RAW: quando utilizzarlo
Dopo tutta la manfrina scientifica che, probabilmente, è anche quella che vi interessa meno, possiamo passare finalmente alla fatidica domanda: quando devo scattare in formato RAW? Quasi sempre. La risposta può sembrarvi banale e scontata, ma è la verità. Scattare in questo modo vi permetterà di lavorare meglio il file grezzo in fase di sviluppo, di estrarne la massima resa dei dettagli, valorizzando al meglio ogni vostro singolo scatto. L’unica situazione in cui conviene scattare in JPEG è quando non si ha il tempo effettivo di postprodurre gli scatti, come per esempio quando si lavora ad eventi sportivi per giornali che richiedono immediatamente il materiale, ma in tutti gli altri contesti è consigliabile fotografare in questo formato.
Una cosa da ricordare è che un file grezzo come il RAW racchiude appunto un numero di informazioni superiori rispetto ad uno compresso, quindi peserà molto di più. Avere delle schede di memoria adeguate in fase di scatto e un hard disk con un’ottima capacità di carico è essenziale per archiviare le vostre immagini o non trovarvi durante la sessione di lavoro con le schede piene.

RAW: come lavorare un file grezzo
I RAW hanno bisogno di un processo di sviluppo, come le pellicole. Mentre nei JPEG questo procedimento avviene direttamente in camera – e quindi è errato dire che chi scatta in questa modalità non fa post produzione – con il formato grezzo sarete voi che dovrete andare a lavorare sui dati.
Rispetto qualche anno fa ora è molto più facile ed accessibile lavorare i RAW, dato che molti cellulari e tablet odierni supportano questo formato. Gli strumenti fotografici più indicati per elaborare e sviluppare questa tipologia di immagini sono i software di post produzione, come la suite Adobe (composta da Lightroom e Photoshop) o Capture One. Questi sono i più famosi ed utilizzati, ma ce ne sono tanti altri anche gratuiti. Inoltre, molti dei nuovi sistemi operativi, che siano PC o Mac, hanno già in dotazione dei programmi base per modificare i RAW.

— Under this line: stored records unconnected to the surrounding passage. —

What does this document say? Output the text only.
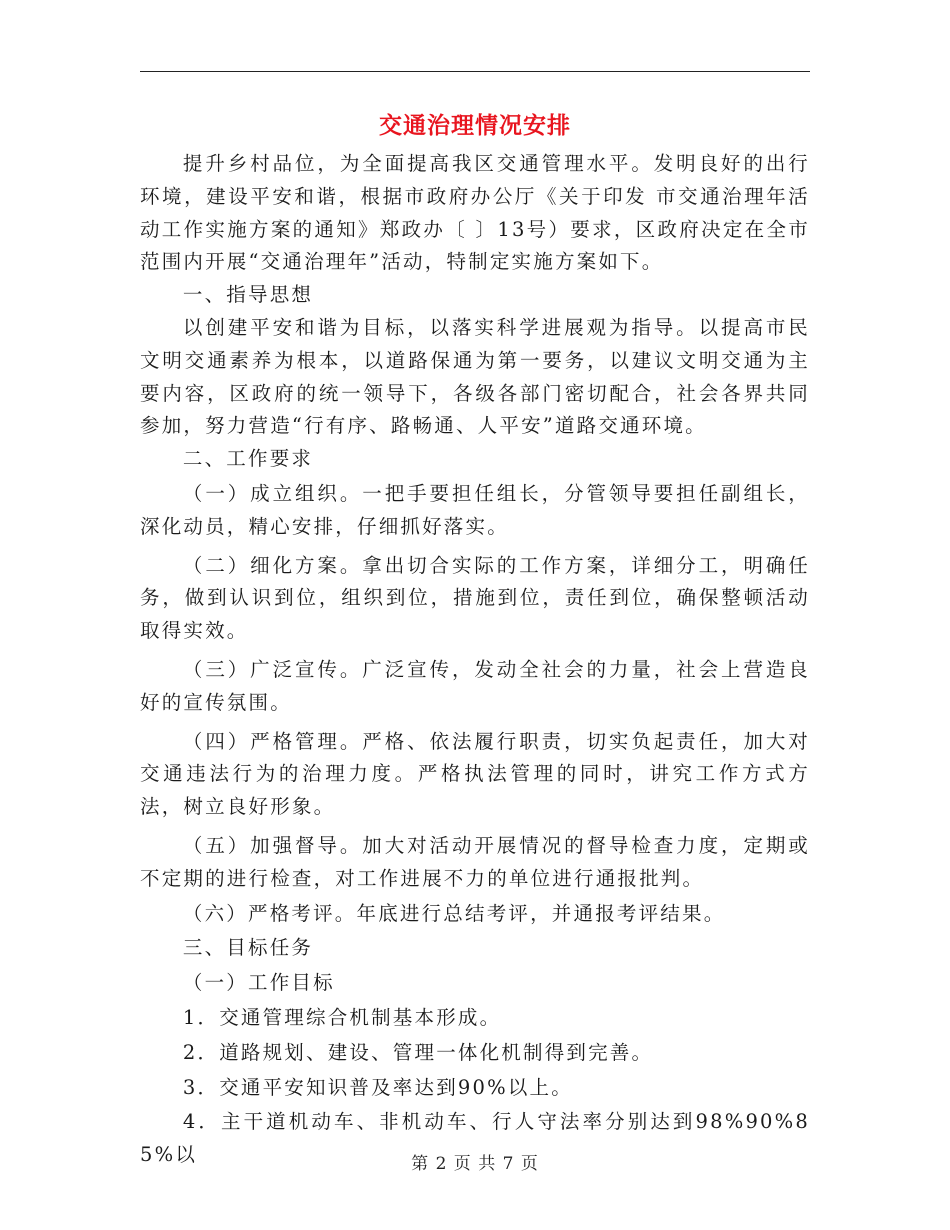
交通治理情况安排

提升乡村品位，为全面提高我区交通管理水平。发明良好的出行环境，建设平安和谐，根据市政府办公厅《关于印发 市交通治理年活动工作实施方案的通知》郑政办〔 〕13号）要求，区政府决定在全市范围内开展“交通治理年”活动，特制定实施方案如下。

一、指导思想

以创建平安和谐为目标，以落实科学进展观为指导。以提高市民文明交通素养为根本，以道路保通为第一要务，以建议文明交通为主要内容，区政府的统一领导下，各级各部门密切配合，社会各界共同参加，努力营造“行有序、路畅通、人平安”道路交通环境。

二、工作要求

（一）成立组织。一把手要担任组长，分管领导要担任副组长，深化动员，精心安排，仔细抓好落实。

（二）细化方案。拿出切合实际的工作方案，详细分工，明确任务，做到认识到位，组织到位，措施到位，责任到位，确保整顿活动取得实效。

（三）广泛宣传。广泛宣传，发动全社会的力量，社会上营造良好的宣传氛围。

（四）严格管理。严格、依法履行职责，切实负起责任，加大对交通违法行为的治理力度。严格执法管理的同时，讲究工作方式方法，树立良好形象。

（五）加强督导。加大对活动开展情况的督导检查力度，定期或不定期的进行检查，对工作进展不力的单位进行通报批判。

（六）严格考评。年底进行总结考评，并通报考评结果。

三、目标任务

（一）工作目标

1．交通管理综合机制基本形成。

2．道路规划、建设、管理一体化机制得到完善。

3．交通平安知识普及率达到90%以上。

4．主干道机动车、非机动车、行人守法率分别达到98%90%85%以	第 2 页 共 7 页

RAW: le versioni dei produttori
Se avete usato macchine fotografiche di produttori diversi nel corso degli anni, vi sarete sicuramente resi conto che ogni brand da il suo personalissimo nome del formato RAW. Canon lo chiama in modo diverso da Nikon, Nikon da Sony, Sony da Fujifilm e così via. Il discorso non cambia: son sempre formati grezzi, è semplicemente un modo per differenziarsi tra loro con un nome diverso. Andiamo a vedere come ogni marca ha soprannominato il proprio formato RAW.
- CRW/CR2/CR3: nome/i utilizzato/i da Canon
- NEF: nome utilizzato da Nikon
- ORF: nome utilizzato da Olympus
- RAF: nome utilizzato da Fujifilm
- ARW: nome utilizzato da Sony
- RWL: nome utilizzato da Leica
- RW2: nome utilizzato da Panasonic
RAW: conclusioni
Il RAW è la pellicola del nuovo millennio, detto in modo sentimentale e con le dovute distanze del caso. Ci permette di estrarre tutti i dettagli dalle nostre fotografie, di plasmarle a nostro piacimento e giocarci quasi senza limiti. Consigliamo di lavorare con questo formato quando si ha il tempo di sviluppare le immagini, senza l’urgenza di consegnare il materiale prodotto all’istante. Fotografia ritrattistica, nella Street Photography, nella paesaggistica o Still Life: tutti generi che si sposano alla perfezione con l’utilizzo di questo formato e possono trarne un grandissimo vantaggio.